Minds and movements that move mountains

Special to The Seattle Times

Deborah Hay was a radically innovative choreographer back in the 1960s when she was one of the New York experimental group known as the Judson Church dance movement. That hasn't changed.

"She was radical in her Judson days and she is still radical in her forward thinking about choreography," says Gaelen Hanson, one of three Northwest dancer/choreographers involved with Hay in the creation of "Mountain" opening Thursday at On the Boards.

Hanson, Peggy Piacenza and Amelia Reeber went into a studio with Hay for a monthlong residency in Bellingham, in view of the mountain in the title, to create the trio. The way they describe it, Hay keeps dance fresh and revolutionary not by piling up theatrical elements which have become so much a part of contemporary concert dance (video, driving music, spoken text) or even by inventing steps, but by concentrating completely on how the mind affects the quality of movement. In other words, Hay does not so much choreograph as elicit movement from dancers through ideas and questions.

"She gave you everything you need to know, all the choreography, in fact, except for the movement," Hanson says, describing the composition process as a dialogue between the "experiential body" and the mind.

"It can sound very complex and complicated, but it's really very simple," Reeber says. Hay might pose a question such as "What if the body has no front and it just behaves as though it has one?" Or "What if every cell in the body has the ability to perceive the uniqueness and originality of all that there is?"

Piacenza points out that in the studio, these concepts are used as triggers. "These questions are raised not to be answered but for the interesting things that happen when it is impossible to answer them," she says.

Practicing Hay's work, Piacenza said, made her feel as if she were "playing time," as if time were an instrument which could be speeded up or slowed down. "Where the sense of time breaks down, that's where the magic and the mystery are."

Dance preview


"Mountain" by Deborah Hay Dance Company, featuring Gaelen Hanson, Peggy Piacenza and Amelia Reeber, 8 p.m. Thursday-April 21, On the Boards, 100 W. Roy St., Seattle; $18 (206-217-9888 or www.ontheboards.org).

All three dancer/choreographers working with the legendary Hay are well established in their own right.

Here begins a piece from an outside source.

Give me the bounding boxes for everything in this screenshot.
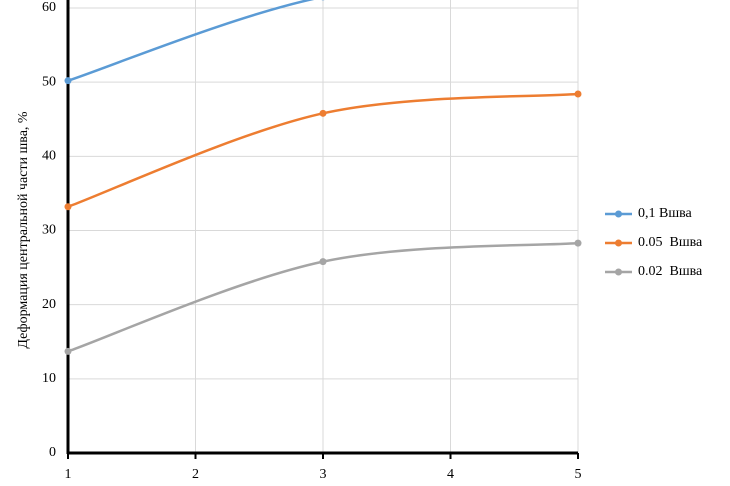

Most well known is Hanson, who co-founded the internationally acclaimed 33 Fainting Spells. Piacenza, a founding member of D9 Dance collective, has had work commissioned and presented by Bratislava Movement Festival and by New York's Dance Theater Workshop. Reeber, a founding member of Foot in Mouth, has toured nationally (recently with Pat Graney's "Vivian Girls").

In addition to performing Hay's trio, the three dance makers will present solos inspired by the collaboration.

Hay's own connection to the Northwest was first formed when she came in the mid-'60s with Robert Rauschenberg, Steve Paxton and Alex Hay to teach a series of workshops in Port Townsend. Hay has said that the mountain in the title can be seen as a metaphor for a single individual and for the apex and supports of a trio.

The title can also be seen as a metaphor for the experience of climbing the work itself, of actively participating in the process.

"It will challenge people," Piacenza said. "I hope the audience will meet us half way."